Künstliche Farbstoffe wie Tartrazin oder Allurarot können bei empfindlichen Personen Reaktionen auslösen, werden aber oft nur mit ihrer E-Nummer aufgeführt. Hier lohnt sich ein genauer Blick auf die Zutatenliste, besonders bei besonders bunten Bonbons.
Praktische Strategien für bewusste Käufer
Der wichtigste Grundsatz lautet: Immer die 100-Gramm-Angabe als Vergleichsbasis verwenden. Diese ermöglicht echte Vergleiche zwischen verschiedenen Produkten und lässt sich nicht durch geschickte Portionierungen verschleiern.
- Vergleichen Sie den Zuckergehalt pro 100 Gramm zwischen verschiedenen Marken
- Achten Sie auf die ersten drei Zutaten in der Liste – diese machen den Großteil des Produkts aus
- Rechnen Sie die tatsächliche Portionsgröße auf Ihre Verzehrgewohnheiten um
Ein weiterer hilfreicher Ansatz ist die Betrachtung des Verhältnisses zwischen beworbenen Eigenschaften und tatsächlichem Nährstoffprofil. Wenn ein „Vitamin C-angereichertes“ Bonbon 400 Kilokalorien pro 100 Gramm hat, sollte man die Prioritäten hinterfragen.

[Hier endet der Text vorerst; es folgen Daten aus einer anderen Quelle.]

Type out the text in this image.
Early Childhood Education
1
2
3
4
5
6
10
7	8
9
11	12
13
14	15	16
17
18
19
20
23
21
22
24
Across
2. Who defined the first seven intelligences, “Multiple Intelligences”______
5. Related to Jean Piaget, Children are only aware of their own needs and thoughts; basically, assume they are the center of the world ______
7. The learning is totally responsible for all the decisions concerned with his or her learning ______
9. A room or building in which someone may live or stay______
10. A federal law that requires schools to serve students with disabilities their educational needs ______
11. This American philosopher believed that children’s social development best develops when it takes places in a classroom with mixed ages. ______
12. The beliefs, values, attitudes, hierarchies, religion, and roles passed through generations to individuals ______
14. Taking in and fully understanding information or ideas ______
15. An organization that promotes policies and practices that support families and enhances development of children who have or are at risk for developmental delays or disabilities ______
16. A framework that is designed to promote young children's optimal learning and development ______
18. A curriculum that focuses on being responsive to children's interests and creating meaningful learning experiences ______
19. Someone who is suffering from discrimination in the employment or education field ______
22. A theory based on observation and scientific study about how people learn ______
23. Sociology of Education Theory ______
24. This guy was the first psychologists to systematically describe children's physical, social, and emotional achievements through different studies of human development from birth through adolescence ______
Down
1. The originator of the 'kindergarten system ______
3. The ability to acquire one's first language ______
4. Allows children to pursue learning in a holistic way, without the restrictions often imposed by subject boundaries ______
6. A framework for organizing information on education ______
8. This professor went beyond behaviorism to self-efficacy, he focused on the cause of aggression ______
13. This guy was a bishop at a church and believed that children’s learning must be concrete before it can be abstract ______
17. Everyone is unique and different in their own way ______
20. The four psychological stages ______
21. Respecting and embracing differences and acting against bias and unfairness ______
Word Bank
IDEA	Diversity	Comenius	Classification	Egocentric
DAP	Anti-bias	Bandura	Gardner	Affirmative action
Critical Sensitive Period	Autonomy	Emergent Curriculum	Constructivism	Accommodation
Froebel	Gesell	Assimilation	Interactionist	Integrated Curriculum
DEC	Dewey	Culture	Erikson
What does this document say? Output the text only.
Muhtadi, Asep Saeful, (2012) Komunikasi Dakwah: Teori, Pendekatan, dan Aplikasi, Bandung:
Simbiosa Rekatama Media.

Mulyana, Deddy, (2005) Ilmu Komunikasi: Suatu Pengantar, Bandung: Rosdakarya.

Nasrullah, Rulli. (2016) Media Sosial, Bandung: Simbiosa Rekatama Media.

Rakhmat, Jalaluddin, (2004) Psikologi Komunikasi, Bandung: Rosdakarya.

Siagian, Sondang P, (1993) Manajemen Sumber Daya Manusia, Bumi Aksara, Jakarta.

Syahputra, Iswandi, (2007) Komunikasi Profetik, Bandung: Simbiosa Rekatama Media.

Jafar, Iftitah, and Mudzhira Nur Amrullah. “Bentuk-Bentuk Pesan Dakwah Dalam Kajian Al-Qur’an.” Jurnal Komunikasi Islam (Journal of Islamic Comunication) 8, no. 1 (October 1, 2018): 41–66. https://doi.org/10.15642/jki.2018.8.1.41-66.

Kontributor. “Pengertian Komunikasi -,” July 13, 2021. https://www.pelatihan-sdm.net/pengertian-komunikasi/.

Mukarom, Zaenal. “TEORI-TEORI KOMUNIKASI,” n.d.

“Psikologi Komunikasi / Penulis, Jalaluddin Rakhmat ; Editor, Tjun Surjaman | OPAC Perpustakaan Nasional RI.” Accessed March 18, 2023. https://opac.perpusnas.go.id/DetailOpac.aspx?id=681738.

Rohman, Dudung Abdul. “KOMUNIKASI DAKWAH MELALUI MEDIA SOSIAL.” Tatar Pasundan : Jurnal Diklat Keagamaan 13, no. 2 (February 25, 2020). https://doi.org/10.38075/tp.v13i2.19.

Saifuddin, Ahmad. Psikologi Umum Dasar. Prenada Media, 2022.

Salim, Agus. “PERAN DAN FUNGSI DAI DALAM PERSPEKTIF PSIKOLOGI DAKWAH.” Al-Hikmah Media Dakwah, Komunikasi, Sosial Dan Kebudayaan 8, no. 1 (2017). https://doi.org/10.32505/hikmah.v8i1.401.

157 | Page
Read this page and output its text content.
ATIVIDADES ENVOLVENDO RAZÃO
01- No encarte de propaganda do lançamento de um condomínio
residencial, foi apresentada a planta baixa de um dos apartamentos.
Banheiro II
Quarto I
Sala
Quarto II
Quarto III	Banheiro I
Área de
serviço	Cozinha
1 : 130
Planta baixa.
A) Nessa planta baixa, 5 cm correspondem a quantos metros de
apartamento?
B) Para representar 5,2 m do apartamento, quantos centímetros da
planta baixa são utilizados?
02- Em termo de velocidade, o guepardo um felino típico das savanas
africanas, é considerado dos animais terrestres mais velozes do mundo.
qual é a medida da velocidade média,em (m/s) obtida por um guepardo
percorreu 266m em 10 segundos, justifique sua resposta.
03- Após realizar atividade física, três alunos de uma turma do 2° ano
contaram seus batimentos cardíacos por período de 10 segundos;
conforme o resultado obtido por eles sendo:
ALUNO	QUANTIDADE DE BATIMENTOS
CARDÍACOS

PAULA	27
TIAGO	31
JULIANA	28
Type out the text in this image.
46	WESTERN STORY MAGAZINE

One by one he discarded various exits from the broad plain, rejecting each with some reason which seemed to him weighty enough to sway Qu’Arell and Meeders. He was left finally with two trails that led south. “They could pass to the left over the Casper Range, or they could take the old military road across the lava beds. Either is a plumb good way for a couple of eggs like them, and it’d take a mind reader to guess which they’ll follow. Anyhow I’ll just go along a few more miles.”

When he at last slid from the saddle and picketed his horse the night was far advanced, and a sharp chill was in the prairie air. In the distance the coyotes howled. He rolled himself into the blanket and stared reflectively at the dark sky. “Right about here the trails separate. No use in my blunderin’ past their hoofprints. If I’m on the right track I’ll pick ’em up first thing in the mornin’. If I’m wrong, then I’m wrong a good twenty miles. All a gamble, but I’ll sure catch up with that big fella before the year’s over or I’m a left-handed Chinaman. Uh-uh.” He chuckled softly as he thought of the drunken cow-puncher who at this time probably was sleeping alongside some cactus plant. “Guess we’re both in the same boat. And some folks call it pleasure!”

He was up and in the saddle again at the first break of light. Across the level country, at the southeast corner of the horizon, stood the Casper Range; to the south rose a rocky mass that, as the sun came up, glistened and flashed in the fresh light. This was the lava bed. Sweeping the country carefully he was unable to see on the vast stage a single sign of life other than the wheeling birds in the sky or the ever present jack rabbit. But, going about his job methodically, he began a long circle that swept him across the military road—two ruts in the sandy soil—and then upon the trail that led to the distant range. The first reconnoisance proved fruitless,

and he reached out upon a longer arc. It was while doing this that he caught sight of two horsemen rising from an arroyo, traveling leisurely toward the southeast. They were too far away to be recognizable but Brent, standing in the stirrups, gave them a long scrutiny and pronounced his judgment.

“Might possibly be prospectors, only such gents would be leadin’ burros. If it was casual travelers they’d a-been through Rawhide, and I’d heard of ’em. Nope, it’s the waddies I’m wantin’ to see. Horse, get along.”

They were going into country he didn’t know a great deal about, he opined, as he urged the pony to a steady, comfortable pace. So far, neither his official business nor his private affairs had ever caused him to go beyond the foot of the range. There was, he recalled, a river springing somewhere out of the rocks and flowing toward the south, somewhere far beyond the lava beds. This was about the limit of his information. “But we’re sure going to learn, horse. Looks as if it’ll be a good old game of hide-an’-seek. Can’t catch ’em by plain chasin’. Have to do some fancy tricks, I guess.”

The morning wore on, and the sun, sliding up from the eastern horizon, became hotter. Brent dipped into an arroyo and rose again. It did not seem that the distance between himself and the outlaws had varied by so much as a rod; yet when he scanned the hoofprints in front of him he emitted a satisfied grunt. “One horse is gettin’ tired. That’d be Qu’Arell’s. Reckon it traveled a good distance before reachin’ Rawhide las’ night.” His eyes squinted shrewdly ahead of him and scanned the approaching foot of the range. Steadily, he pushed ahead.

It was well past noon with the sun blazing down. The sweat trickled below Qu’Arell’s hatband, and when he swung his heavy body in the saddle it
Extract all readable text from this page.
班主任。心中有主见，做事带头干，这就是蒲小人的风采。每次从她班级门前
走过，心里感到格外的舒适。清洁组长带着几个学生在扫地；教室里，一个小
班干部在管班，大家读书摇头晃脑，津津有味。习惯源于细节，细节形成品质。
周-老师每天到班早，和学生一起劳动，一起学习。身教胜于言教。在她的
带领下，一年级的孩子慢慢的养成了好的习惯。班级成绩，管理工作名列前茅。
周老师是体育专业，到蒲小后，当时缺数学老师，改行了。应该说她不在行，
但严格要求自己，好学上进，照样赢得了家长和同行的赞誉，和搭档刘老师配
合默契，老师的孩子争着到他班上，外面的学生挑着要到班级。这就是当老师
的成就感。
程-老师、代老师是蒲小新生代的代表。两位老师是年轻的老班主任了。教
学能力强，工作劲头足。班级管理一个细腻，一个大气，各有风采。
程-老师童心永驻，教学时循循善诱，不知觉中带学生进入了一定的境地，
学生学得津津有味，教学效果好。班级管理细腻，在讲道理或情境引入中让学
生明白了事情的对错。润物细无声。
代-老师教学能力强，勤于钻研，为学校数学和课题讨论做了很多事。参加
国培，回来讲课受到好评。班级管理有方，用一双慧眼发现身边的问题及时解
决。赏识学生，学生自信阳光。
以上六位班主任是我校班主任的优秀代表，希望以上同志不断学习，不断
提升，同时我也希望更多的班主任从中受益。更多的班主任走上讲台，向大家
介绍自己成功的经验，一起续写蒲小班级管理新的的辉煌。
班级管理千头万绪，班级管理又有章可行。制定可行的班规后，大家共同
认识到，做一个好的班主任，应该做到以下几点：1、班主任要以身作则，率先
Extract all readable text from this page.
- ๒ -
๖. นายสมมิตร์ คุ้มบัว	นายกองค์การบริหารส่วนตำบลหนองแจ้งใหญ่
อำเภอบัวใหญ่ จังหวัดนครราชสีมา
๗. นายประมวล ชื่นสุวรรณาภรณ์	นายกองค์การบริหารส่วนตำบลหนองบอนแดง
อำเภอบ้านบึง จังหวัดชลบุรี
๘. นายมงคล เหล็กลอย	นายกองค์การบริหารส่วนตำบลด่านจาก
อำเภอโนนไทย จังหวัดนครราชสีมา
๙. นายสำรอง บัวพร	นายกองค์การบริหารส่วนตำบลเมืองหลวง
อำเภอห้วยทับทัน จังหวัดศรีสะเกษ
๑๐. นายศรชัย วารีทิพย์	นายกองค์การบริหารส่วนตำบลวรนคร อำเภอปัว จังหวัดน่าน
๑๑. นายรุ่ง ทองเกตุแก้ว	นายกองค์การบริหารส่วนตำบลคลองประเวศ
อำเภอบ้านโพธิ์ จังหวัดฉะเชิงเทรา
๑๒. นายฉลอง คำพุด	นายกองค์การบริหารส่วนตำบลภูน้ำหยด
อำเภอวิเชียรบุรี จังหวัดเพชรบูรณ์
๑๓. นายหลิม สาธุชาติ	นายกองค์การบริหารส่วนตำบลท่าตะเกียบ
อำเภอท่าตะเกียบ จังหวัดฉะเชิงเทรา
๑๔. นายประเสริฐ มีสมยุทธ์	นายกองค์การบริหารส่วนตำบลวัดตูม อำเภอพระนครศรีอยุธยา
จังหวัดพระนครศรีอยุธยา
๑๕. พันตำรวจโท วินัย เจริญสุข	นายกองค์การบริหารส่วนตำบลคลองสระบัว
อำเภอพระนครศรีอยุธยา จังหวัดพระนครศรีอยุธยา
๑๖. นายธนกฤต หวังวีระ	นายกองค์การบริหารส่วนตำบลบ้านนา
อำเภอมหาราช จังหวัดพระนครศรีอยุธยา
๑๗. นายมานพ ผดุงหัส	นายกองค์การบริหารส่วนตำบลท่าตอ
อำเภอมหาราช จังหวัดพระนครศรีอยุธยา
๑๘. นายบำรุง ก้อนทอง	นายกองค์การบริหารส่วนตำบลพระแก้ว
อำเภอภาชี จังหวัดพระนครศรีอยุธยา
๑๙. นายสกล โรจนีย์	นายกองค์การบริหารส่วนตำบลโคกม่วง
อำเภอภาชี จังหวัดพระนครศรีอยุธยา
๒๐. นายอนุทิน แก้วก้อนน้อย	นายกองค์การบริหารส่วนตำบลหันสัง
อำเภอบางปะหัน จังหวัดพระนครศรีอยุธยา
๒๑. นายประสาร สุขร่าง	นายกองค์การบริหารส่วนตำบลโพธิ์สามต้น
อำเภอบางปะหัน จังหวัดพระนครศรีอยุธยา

Die Realität hinter Marketing-Versprechen
Viele Bonbon-Hersteller nutzen geschickte Marketing-Strategien, um ihre Produkte gesünder erscheinen zu lassen. Begriffe wie „natürliche Aromen“, „ohne Konservierungsstoffe“ oder „glutenfrei“ lenken oft von dem ab, was wirklich problematisch ist: dem extremen Zucker- und Kaloriengehalt.
Die Wahrheit ist simpel: Ein Bonbon bleibt ein Bonbon, egal ob es mit Rohrzucker, Agavendicksaft oder Birkenzucker gesüßt wird. Die Kalorienbilanz verändert sich dadurch kaum, und die Auswirkungen auf den Blutzuckerspiegel bleiben ähnlich.
Der bewusste Umgang mit Bonbons erfordert heute ein grundlegendes Verständnis der Nährwertkennzeichnung und die Fähigkeit, Marketing-Tricks zu durchschauen. Die EU-weite Standardisierung der 100-Gramm-Angabe bietet dabei eine verlässliche Basis für Produktvergleiche. Wer diese nutzt und die wichtigsten Kennzeichnungsregeln versteht, kann informierte Kaufentscheidungen treffen und muss nicht auf jede Werbestrategie der Hersteller hereinfallen. Das bedeutet nicht den kompletten Verzicht auf Süßigkeiten, sondern den bewussten Genuss mit vollem Wissen über die Konsequenzen.